Confirms an email change using the one-time code received by the user.

user_management.users.email_change.send

Sends an email that contains a one-time code used to change a user's email address.

user_management.users.email_verification.confirm.create

Verifies an email address using the one-time code received by the user.

user_management.users.email_verification.send

Sends an email that contains a one-time code used to verify a user’s email address.

user_management.users.identities.list

Get a list of identities associated with the user. A user can have multiple associated identities after going through [identity linking](/authkit/identity-linking). Currently only OAuth identities are supported. More provider types may be added in the future.

user_management.users.sessions.list

Get a list of all active sessions for a specific user.

user_management.users.feature_flags.list

Get a list of all enabled feature flags for the provided user. This includes feature flags enabled specifically for the user as well as any organizations that the user is a member of.

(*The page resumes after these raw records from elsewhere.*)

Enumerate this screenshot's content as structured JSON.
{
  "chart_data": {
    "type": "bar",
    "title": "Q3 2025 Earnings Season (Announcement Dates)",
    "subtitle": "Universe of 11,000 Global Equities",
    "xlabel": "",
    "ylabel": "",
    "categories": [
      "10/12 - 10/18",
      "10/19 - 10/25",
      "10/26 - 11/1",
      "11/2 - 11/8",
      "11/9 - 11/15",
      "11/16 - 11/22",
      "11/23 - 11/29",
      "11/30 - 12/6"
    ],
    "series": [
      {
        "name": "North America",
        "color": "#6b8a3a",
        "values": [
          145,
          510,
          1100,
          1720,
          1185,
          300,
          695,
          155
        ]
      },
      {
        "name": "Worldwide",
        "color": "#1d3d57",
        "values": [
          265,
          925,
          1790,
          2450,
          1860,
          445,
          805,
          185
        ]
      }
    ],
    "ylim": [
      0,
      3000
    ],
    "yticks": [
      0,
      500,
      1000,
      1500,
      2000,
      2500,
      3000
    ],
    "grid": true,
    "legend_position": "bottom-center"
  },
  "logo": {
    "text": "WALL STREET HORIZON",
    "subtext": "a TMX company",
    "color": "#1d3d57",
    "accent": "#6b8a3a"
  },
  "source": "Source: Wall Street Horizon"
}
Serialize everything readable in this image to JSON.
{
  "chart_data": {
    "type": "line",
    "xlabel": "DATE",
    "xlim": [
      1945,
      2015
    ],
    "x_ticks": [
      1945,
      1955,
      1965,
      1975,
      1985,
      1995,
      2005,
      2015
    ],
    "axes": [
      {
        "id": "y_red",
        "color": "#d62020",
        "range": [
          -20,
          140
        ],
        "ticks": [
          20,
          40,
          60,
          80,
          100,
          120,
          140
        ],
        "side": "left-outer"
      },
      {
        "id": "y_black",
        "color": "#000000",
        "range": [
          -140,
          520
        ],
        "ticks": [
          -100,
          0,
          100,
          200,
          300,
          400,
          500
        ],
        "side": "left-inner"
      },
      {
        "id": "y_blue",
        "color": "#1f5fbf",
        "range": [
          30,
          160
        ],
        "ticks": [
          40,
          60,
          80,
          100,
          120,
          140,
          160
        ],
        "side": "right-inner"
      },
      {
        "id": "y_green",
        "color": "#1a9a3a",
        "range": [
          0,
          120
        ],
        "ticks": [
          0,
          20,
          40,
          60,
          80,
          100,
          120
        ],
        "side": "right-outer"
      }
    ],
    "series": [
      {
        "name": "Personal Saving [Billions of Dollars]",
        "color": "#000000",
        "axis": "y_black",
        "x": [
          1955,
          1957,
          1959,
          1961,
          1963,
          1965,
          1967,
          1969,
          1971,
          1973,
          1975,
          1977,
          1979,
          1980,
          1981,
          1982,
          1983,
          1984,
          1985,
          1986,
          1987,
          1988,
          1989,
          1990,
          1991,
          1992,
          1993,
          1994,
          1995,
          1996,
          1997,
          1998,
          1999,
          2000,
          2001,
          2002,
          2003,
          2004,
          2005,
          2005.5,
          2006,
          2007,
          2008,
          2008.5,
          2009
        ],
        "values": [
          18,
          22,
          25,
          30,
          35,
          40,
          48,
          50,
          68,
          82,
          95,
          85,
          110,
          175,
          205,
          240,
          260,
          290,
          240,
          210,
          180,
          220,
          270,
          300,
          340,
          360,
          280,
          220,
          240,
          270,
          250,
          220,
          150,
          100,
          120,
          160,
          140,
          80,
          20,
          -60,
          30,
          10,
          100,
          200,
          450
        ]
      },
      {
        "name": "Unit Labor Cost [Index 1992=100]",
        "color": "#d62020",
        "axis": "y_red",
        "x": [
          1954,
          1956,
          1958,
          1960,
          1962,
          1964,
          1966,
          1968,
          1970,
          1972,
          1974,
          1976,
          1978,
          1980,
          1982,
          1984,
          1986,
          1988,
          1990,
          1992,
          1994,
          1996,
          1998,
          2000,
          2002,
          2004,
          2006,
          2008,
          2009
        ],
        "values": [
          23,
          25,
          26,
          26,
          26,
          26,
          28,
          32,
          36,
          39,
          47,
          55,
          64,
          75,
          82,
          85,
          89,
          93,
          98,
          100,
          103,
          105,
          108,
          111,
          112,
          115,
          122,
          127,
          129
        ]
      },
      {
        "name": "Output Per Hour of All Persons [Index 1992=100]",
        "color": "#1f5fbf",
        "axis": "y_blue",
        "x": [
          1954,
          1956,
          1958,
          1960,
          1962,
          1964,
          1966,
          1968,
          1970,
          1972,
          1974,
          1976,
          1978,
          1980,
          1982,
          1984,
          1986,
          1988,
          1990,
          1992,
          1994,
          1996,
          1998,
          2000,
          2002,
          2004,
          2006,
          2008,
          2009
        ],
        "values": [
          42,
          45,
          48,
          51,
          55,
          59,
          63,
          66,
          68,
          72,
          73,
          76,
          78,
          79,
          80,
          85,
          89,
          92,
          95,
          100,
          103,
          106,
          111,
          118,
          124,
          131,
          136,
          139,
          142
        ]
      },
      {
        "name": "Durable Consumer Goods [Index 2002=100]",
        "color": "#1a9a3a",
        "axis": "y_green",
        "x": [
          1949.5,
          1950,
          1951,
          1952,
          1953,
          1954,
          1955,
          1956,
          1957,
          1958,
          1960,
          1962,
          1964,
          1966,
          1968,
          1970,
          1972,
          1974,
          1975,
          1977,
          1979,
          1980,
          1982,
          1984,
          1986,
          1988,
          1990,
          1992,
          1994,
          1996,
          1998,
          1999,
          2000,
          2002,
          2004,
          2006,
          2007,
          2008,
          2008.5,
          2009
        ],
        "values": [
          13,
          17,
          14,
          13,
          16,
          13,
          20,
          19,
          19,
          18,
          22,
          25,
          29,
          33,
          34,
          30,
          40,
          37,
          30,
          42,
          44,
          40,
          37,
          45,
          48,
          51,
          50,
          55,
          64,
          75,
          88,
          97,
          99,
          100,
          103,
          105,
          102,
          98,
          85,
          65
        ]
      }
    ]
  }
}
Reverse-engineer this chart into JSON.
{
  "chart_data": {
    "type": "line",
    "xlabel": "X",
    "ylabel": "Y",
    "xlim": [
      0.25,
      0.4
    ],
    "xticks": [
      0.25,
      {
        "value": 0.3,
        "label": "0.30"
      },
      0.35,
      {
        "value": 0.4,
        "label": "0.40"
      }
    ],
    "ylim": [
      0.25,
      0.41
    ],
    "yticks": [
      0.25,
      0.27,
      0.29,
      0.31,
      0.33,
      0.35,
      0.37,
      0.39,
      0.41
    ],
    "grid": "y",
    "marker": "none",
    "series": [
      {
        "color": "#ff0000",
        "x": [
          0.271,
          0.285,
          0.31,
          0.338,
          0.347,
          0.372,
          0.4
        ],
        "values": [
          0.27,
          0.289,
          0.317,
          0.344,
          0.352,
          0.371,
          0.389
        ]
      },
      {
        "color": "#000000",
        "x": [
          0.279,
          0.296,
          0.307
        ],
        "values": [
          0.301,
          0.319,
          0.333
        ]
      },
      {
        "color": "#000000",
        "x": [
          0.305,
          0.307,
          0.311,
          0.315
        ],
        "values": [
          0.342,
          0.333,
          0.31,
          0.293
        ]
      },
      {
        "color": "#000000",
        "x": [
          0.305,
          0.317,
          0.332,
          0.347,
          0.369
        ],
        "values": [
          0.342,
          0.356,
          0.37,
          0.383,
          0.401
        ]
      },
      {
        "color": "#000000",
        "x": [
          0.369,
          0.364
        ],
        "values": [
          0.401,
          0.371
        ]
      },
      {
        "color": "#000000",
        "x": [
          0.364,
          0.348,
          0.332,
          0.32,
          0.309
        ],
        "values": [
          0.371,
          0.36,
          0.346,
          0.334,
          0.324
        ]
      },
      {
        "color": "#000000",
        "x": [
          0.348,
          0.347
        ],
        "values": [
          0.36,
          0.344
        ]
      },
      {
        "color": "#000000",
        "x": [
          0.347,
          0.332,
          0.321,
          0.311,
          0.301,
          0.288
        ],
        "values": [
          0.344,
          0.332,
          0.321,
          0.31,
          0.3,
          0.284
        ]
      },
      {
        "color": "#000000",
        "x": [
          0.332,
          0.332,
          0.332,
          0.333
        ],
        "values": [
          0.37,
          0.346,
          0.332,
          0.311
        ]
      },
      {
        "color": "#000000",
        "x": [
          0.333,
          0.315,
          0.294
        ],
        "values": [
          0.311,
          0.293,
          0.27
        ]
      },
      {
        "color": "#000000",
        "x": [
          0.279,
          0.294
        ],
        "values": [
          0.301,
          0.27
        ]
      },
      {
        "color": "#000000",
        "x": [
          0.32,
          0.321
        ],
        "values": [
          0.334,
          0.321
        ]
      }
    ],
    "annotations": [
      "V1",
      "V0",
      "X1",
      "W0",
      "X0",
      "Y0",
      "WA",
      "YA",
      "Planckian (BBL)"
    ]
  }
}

user_management.users.authorized_applications.list

Get a list of all Connect applications that the user has authorized.

user_management.users.authorized_applications.delete

Delete an existing Authorized Connect Application.

user_management.users.connected_accounts.get

Retrieves a user's [connected account](/reference/pipes/connected-account) for a specific provider.

user_management.users.connected_accounts.delete

Disconnects WorkOS's account for the user, including removing any stored access and refresh tokens. The user will need to reauthorize if they want to reconnect. This does not revoke access on the provider side.

user_management.users.data_providers.list

Retrieves a list of available providers and the user's connection status for each. Returns all providers configured for your environment, along with the user's [connected account](/reference/pipes/connected-account) information where applicable.

user_management.users.auth_factors.list

Lists the [authentication factors](/reference/authkit/mfa/authentication-factor) for a user.

user_management.users.auth_factors.create

Enrolls a user in a new [authentication factor](/reference/authkit/mfa/authentication-factor).

webhook_endpoints.list

Get a list of all of your existing webhook endpoints.

webhook_endpoints.create

Create a new webhook endpoint to receive event notifications.

webhook_endpoints.update

Update the properties of an existing webhook endpoint.

webhook_endpoints.delete

Delete an existing webhook endpoint.